# Pay,



## wdbrand (May 24, 2007)

dump your box.


----------



## Paymaster (Jan 22, 2009)

Done. This the only message board, of the dozens I am on, that only allows 20 messages total!


----------



## Paymaster (Jan 22, 2009)

Hey wbrand, wuz you gonna send me a message?


----------



## wdbrand (May 24, 2007)

Tryin too.


----------



## RoryGoggin (Jan 6, 2005)

And THIS is on the recipes forum????


----------



## wdbrand (May 24, 2007)

Any reason not too????? Funny, I can't seem to recollect the last recipe you posted. Please jog my memory, and opening a can of sardines don't count.


----------



## RoryGoggin (Jan 6, 2005)

wdbrand said:


> Any reason not too????? Funny, I can't seem to recollect the last recipe you posted. Please jog my memory, and opening a can of sardines don't count.


Wow! I'm just saying that a "dump you box" is NOT a recipe. What does my recipe postings have to do with anything? You want to do the dozens?


----------



## Paymaster (Jan 22, 2009)

RoryGoggin said:


> Wow! I'm just saying that a "dump you box" is NOT a recipe. What does my recipe postings have to do with anything? You want to do the dozens?
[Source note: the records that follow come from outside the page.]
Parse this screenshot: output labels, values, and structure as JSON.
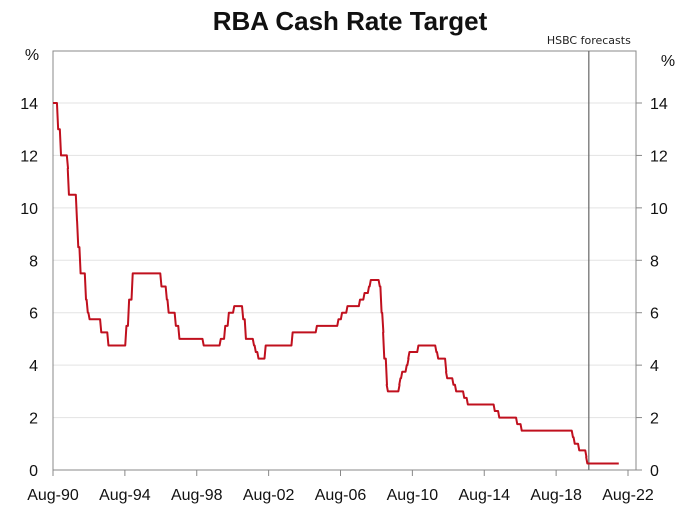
{
  "chart_data": {
    "type": "line",
    "title": "RBA Cash Rate Target",
    "ylabel_left": "%",
    "ylabel_right": "%",
    "ylim": [
      0,
      14
    ],
    "yticks": [
      0,
      2,
      4,
      6,
      8,
      10,
      12,
      14
    ],
    "xlim": [
      1990.58,
      2022.58
    ],
    "xticks": [
      {
        "label": "Aug-90",
        "x": 1990.58
      },
      {
        "label": "Aug-94",
        "x": 1994.58
      },
      {
        "label": "Aug-98",
        "x": 1998.58
      },
      {
        "label": "Aug-02",
        "x": 2002.58
      },
      {
        "label": "Aug-06",
        "x": 2006.58
      },
      {
        "label": "Aug-10",
        "x": 2010.58
      },
      {
        "label": "Aug-14",
        "x": 2014.58
      },
      {
        "label": "Aug-18",
        "x": 2018.58
      },
      {
        "label": "Aug-22",
        "x": 2022.58
      }
    ],
    "grid": "horizontal",
    "annotation": {
      "label": "HSBC forecasts",
      "x": 2020.4
    },
    "series": [
      {
        "name": "RBA cash rate target",
        "color": "#c0101e",
        "points": [
          [
            1990.58,
            14
          ],
          [
            1990.8,
            13
          ],
          [
            1990.96,
            12
          ],
          [
            1991.35,
            11.5
          ],
          [
            1991.4,
            10.5
          ],
          [
            1991.85,
            9.5
          ],
          [
            1991.92,
            8.5
          ],
          [
            1992.05,
            7.5
          ],
          [
            1992.35,
            6.5
          ],
          [
            1992.45,
            6
          ],
          [
            1992.55,
            5.75
          ],
          [
            1993.2,
            5.25
          ],
          [
            1993.6,
            4.75
          ],
          [
            1994.6,
            5.5
          ],
          [
            1994.75,
            6.5
          ],
          [
            1994.95,
            7.5
          ],
          [
            1996.55,
            7
          ],
          [
            1996.85,
            6.5
          ],
          [
            1996.95,
            6
          ],
          [
            1997.35,
            5.5
          ],
          [
            1997.55,
            5
          ],
          [
            1998.9,
            4.75
          ],
          [
            1999.85,
            5
          ],
          [
            2000.1,
            5.5
          ],
          [
            2000.3,
            6
          ],
          [
            2000.6,
            6.25
          ],
          [
            2001.1,
            5.75
          ],
          [
            2001.25,
            5
          ],
          [
            2001.7,
            4.75
          ],
          [
            2001.8,
            4.5
          ],
          [
            2001.95,
            4.25
          ],
          [
            2002.35,
            4.75
          ],
          [
            2003.85,
            5.25
          ],
          [
            2005.2,
            5.5
          ],
          [
            2006.4,
            5.75
          ],
          [
            2006.6,
            6
          ],
          [
            2006.9,
            6.25
          ],
          [
            2007.6,
            6.5
          ],
          [
            2007.85,
            6.75
          ],
          [
            2008.1,
            7
          ],
          [
            2008.2,
            7.25
          ],
          [
            2008.7,
            7
          ],
          [
            2008.8,
            6
          ],
          [
            2008.9,
            5.25
          ],
          [
            2008.95,
            4.25
          ],
          [
            2009.1,
            3.25
          ],
          [
            2009.15,
            3
          ],
          [
            2009.8,
            3.25
          ],
          [
            2009.85,
            3.5
          ],
          [
            2009.95,
            3.75
          ],
          [
            2010.2,
            4
          ],
          [
            2010.3,
            4.25
          ],
          [
            2010.35,
            4.5
          ],
          [
            2010.85,
            4.75
          ],
          [
            2011.85,
            4.5
          ],
          [
            2011.95,
            4.25
          ],
          [
            2012.4,
            3.75
          ],
          [
            2012.45,
            3.5
          ],
          [
            2012.8,
            3.25
          ],
          [
            2012.95,
            3
          ],
          [
            2013.4,
            2.75
          ],
          [
            2013.6,
            2.5
          ],
          [
            2015.1,
            2.25
          ],
          [
            2015.35,
            2
          ],
          [
            2016.35,
            1.75
          ],
          [
            2016.6,
            1.5
          ],
          [
            2019.45,
            1.25
          ],
          [
            2019.55,
            1
          ],
          [
            2019.8,
            0.75
          ],
          [
            2020.2,
            0.5
          ],
          [
            2020.25,
            0.25
          ],
          [
            2022.0,
            0.25
          ]
        ]
      }
    ]
  }
}
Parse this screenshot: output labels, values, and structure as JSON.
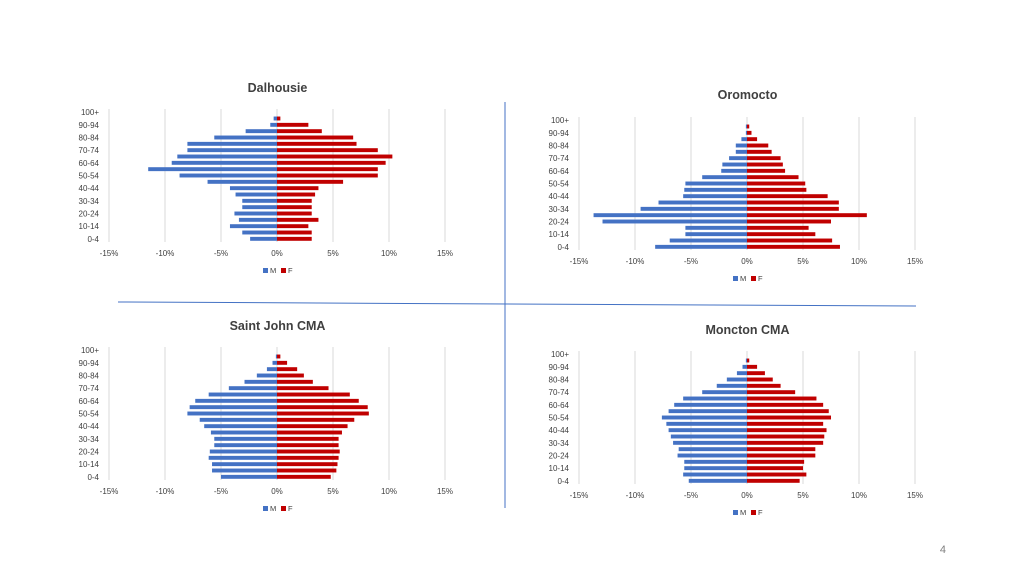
{
  "page": {
    "number": "4"
  },
  "colors": {
    "male": "#4472C4",
    "female": "#C00000",
    "grid": "#D9D9D9",
    "divider": "#4472C4",
    "text": "#404040"
  },
  "chart_data": [
    {
      "type": "bar",
      "orientation": "horizontal",
      "title": "Dalhousie",
      "categories": [
        "0-4",
        "5-9",
        "10-14",
        "15-19",
        "20-24",
        "25-29",
        "30-34",
        "35-39",
        "40-44",
        "45-49",
        "50-54",
        "55-59",
        "60-64",
        "65-69",
        "70-74",
        "75-79",
        "80-84",
        "85-89",
        "90-94",
        "95-99",
        "100+"
      ],
      "category_ticks": [
        "0-4",
        "10-14",
        "20-24",
        "30-34",
        "40-44",
        "50-54",
        "60-64",
        "70-74",
        "80-84",
        "90-94",
        "100+"
      ],
      "series": [
        {
          "name": "M",
          "values": [
            -2.4,
            -3.1,
            -4.2,
            -3.4,
            -3.8,
            -3.1,
            -3.1,
            -3.7,
            -4.2,
            -6.2,
            -8.7,
            -11.5,
            -9.4,
            -8.9,
            -8.0,
            -8.0,
            -5.6,
            -2.8,
            -0.6,
            -0.3,
            0
          ]
        },
        {
          "name": "F",
          "values": [
            3.1,
            3.1,
            2.8,
            3.7,
            3.1,
            3.1,
            3.1,
            3.4,
            3.7,
            5.9,
            9.0,
            9.0,
            9.7,
            10.3,
            9.0,
            7.1,
            6.8,
            4.0,
            2.8,
            0.3,
            0
          ]
        }
      ],
      "xlim": [
        -15,
        15
      ],
      "x_ticks": [
        "-15%",
        "-10%",
        "-5%",
        "0%",
        "5%",
        "10%",
        "15%"
      ],
      "legend": {
        "position": "bottom",
        "labels": [
          "M",
          "F"
        ]
      },
      "grid": true
    },
    {
      "type": "bar",
      "orientation": "horizontal",
      "title": "Oromocto",
      "categories": [
        "0-4",
        "5-9",
        "10-14",
        "15-19",
        "20-24",
        "25-29",
        "30-34",
        "35-39",
        "40-44",
        "45-49",
        "50-54",
        "55-59",
        "60-64",
        "65-69",
        "70-74",
        "75-79",
        "80-84",
        "85-89",
        "90-94",
        "95-99",
        "100+"
      ],
      "category_ticks": [
        "0-4",
        "10-14",
        "20-24",
        "30-34",
        "40-44",
        "50-54",
        "60-64",
        "70-74",
        "80-84",
        "90-94",
        "100+"
      ],
      "series": [
        {
          "name": "M",
          "values": [
            -8.2,
            -6.9,
            -5.5,
            -5.5,
            -12.9,
            -13.7,
            -9.5,
            -7.9,
            -5.7,
            -5.6,
            -5.5,
            -4.0,
            -2.3,
            -2.2,
            -1.6,
            -1.0,
            -1.0,
            -0.5,
            -0.1,
            -0.1,
            0
          ]
        },
        {
          "name": "F",
          "values": [
            8.3,
            7.6,
            6.1,
            5.5,
            7.5,
            10.7,
            8.2,
            8.2,
            7.2,
            5.3,
            5.2,
            4.6,
            3.4,
            3.2,
            3.0,
            2.2,
            1.9,
            0.9,
            0.4,
            0.2,
            0
          ]
        }
      ],
      "xlim": [
        -15,
        15
      ],
      "x_ticks": [
        "-15%",
        "-10%",
        "-5%",
        "0%",
        "5%",
        "10%",
        "15%"
      ],
      "legend": {
        "position": "bottom",
        "labels": [
          "M",
          "F"
        ]
      },
      "grid": true
    },
    {
      "type": "bar",
      "orientation": "horizontal",
      "title": "Saint John CMA",
      "categories": [
        "0-4",
        "5-9",
        "10-14",
        "15-19",
        "20-24",
        "25-29",
        "30-34",
        "35-39",
        "40-44",
        "45-49",
        "50-54",
        "55-59",
        "60-64",
        "65-69",
        "70-74",
        "75-79",
        "80-84",
        "85-89",
        "90-94",
        "95-99",
        "100+"
      ],
      "category_ticks": [
        "0-4",
        "10-14",
        "20-24",
        "30-34",
        "40-44",
        "50-54",
        "60-64",
        "70-74",
        "80-84",
        "90-94",
        "100+"
      ],
      "series": [
        {
          "name": "M",
          "values": [
            -5.0,
            -5.8,
            -5.8,
            -6.1,
            -6.0,
            -5.6,
            -5.6,
            -5.9,
            -6.5,
            -6.9,
            -8.0,
            -7.8,
            -7.3,
            -6.1,
            -4.3,
            -2.9,
            -1.8,
            -0.9,
            -0.4,
            -0.1,
            0
          ]
        },
        {
          "name": "F",
          "values": [
            4.8,
            5.3,
            5.4,
            5.5,
            5.6,
            5.5,
            5.5,
            5.8,
            6.3,
            6.9,
            8.2,
            8.1,
            7.3,
            6.5,
            4.6,
            3.2,
            2.4,
            1.8,
            0.9,
            0.3,
            0
          ]
        }
      ],
      "xlim": [
        -15,
        15
      ],
      "x_ticks": [
        "-15%",
        "-10%",
        "-5%",
        "0%",
        "5%",
        "10%",
        "15%"
      ],
      "legend": {
        "position": "bottom",
        "labels": [
          "M",
          "F"
        ]
      },
      "grid": true
    },
    {
      "type": "bar",
      "orientation": "horizontal",
      "title": "Moncton CMA",
      "categories": [
        "0-4",
        "5-9",
        "10-14",
        "15-19",
        "20-24",
        "25-29",
        "30-34",
        "35-39",
        "40-44",
        "45-49",
        "50-54",
        "55-59",
        "60-64",
        "65-69",
        "70-74",
        "75-79",
        "80-84",
        "85-89",
        "90-94",
        "95-99",
        "100+"
      ],
      "category_ticks": [
        "0-4",
        "10-14",
        "20-24",
        "30-34",
        "40-44",
        "50-54",
        "60-64",
        "70-74",
        "80-84",
        "90-94",
        "100+"
      ],
      "series": [
        {
          "name": "M",
          "values": [
            -5.2,
            -5.7,
            -5.6,
            -5.6,
            -6.2,
            -6.1,
            -6.6,
            -6.8,
            -7.0,
            -7.2,
            -7.6,
            -7.0,
            -6.5,
            -5.7,
            -4.0,
            -2.7,
            -1.8,
            -0.9,
            -0.4,
            -0.1,
            0
          ]
        },
        {
          "name": "F",
          "values": [
            4.7,
            5.3,
            5.0,
            5.1,
            6.1,
            6.1,
            6.8,
            6.9,
            7.1,
            6.8,
            7.5,
            7.3,
            6.8,
            6.2,
            4.3,
            3.0,
            2.3,
            1.6,
            0.9,
            0.2,
            0
          ]
        }
      ],
      "xlim": [
        -15,
        15
      ],
      "x_ticks": [
        "-15%",
        "-10%",
        "-5%",
        "0%",
        "5%",
        "10%",
        "15%"
      ],
      "legend": {
        "position": "bottom",
        "labels": [
          "M",
          "F"
        ]
      },
      "grid": true
    }
  ]
}
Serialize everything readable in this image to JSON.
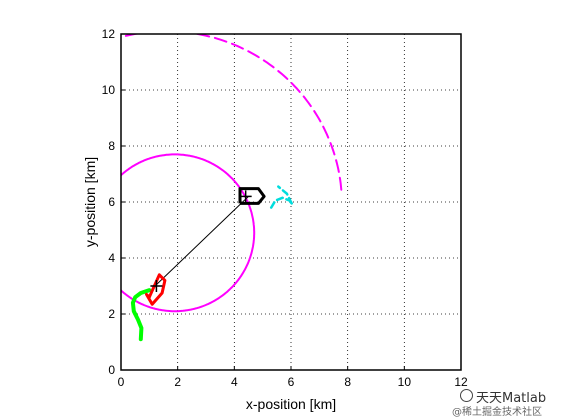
{
  "chart_data": {
    "type": "line",
    "title": "",
    "xlabel": "x-position [km]",
    "ylabel": "y-position [km]",
    "xlim": [
      0,
      12
    ],
    "ylim": [
      0,
      12
    ],
    "xticks": [
      0,
      2,
      4,
      6,
      8,
      10,
      12
    ],
    "yticks": [
      0,
      2,
      4,
      6,
      8,
      10,
      12
    ],
    "grid": true,
    "series": [
      {
        "style": "dashed",
        "color": "#ff00ff",
        "center": [
          1.6,
          5.9
        ],
        "radius": 6.2,
        "arc_deg": [
          5,
          140
        ]
      },
      {
        "style": "solid",
        "color": "#ff00ff",
        "center": [
          1.9,
          4.9
        ],
        "radius": 2.8,
        "arc_deg": [
          -140,
          200
        ]
      },
      {
        "style": "solid",
        "color": "#000000",
        "x": [
          1.2,
          4.5
        ],
        "y": [
          3.0,
          6.2
        ]
      },
      {
        "style": "solid-thick",
        "color": "#00ff00",
        "x": [
          0.7,
          0.72,
          0.6,
          0.45,
          0.42,
          0.5,
          0.7,
          1.0
        ],
        "y": [
          1.1,
          1.5,
          1.8,
          2.1,
          2.4,
          2.6,
          2.75,
          2.85
        ]
      },
      {
        "style": "dashed-short",
        "color": "#00dddd",
        "x": [
          5.3,
          5.45,
          5.7,
          5.95,
          6.05,
          5.85,
          5.55
        ],
        "y": [
          5.8,
          6.05,
          6.15,
          6.05,
          5.9,
          6.3,
          6.55
        ]
      },
      {
        "style": "outline",
        "color": "#ff0000",
        "x": [
          1.0,
          1.35,
          1.55,
          1.45,
          1.1,
          0.9,
          1.0
        ],
        "y": [
          2.6,
          3.4,
          3.2,
          2.75,
          2.35,
          2.7,
          2.6
        ]
      }
    ],
    "markers": [
      {
        "type": "cross",
        "x": 1.25,
        "y": 3.0
      },
      {
        "type": "cross",
        "x": 4.4,
        "y": 6.2
      }
    ]
  },
  "watermark": {
    "line1": "天天Matlab",
    "line2": "@稀土掘金技术社区"
  }
}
wbrand knows that this is about the only forum on this board that I hang out in. My box was full and this is the only way to get to me here. Sorry it causes you some concern.


----------



## RoryGoggin (Jan 6, 2005)

LOL - you are TOO easy!


----------



## WNCRick (Sep 24, 2007)

+1


----------



## WNCRick (Sep 24, 2007)

we're all easy......just old and like to cook........


----------



## Paymaster (Jan 22, 2009)

RoryGoggin said:


> LOL - you are TOO easy!


?????


----------



## RoryGoggin (Jan 6, 2005)

Paymaster said:


> ?????


You've been trolled!  Sorry, I was just busting your (and wdbrands) chops. No offense? People do these msgs on every forum on this site (and some others). I just thought it was a funny - and expected a response saying something like, Yup, a recipe for (fill in the blank here). Oh well, what can I say? I drink some.


----------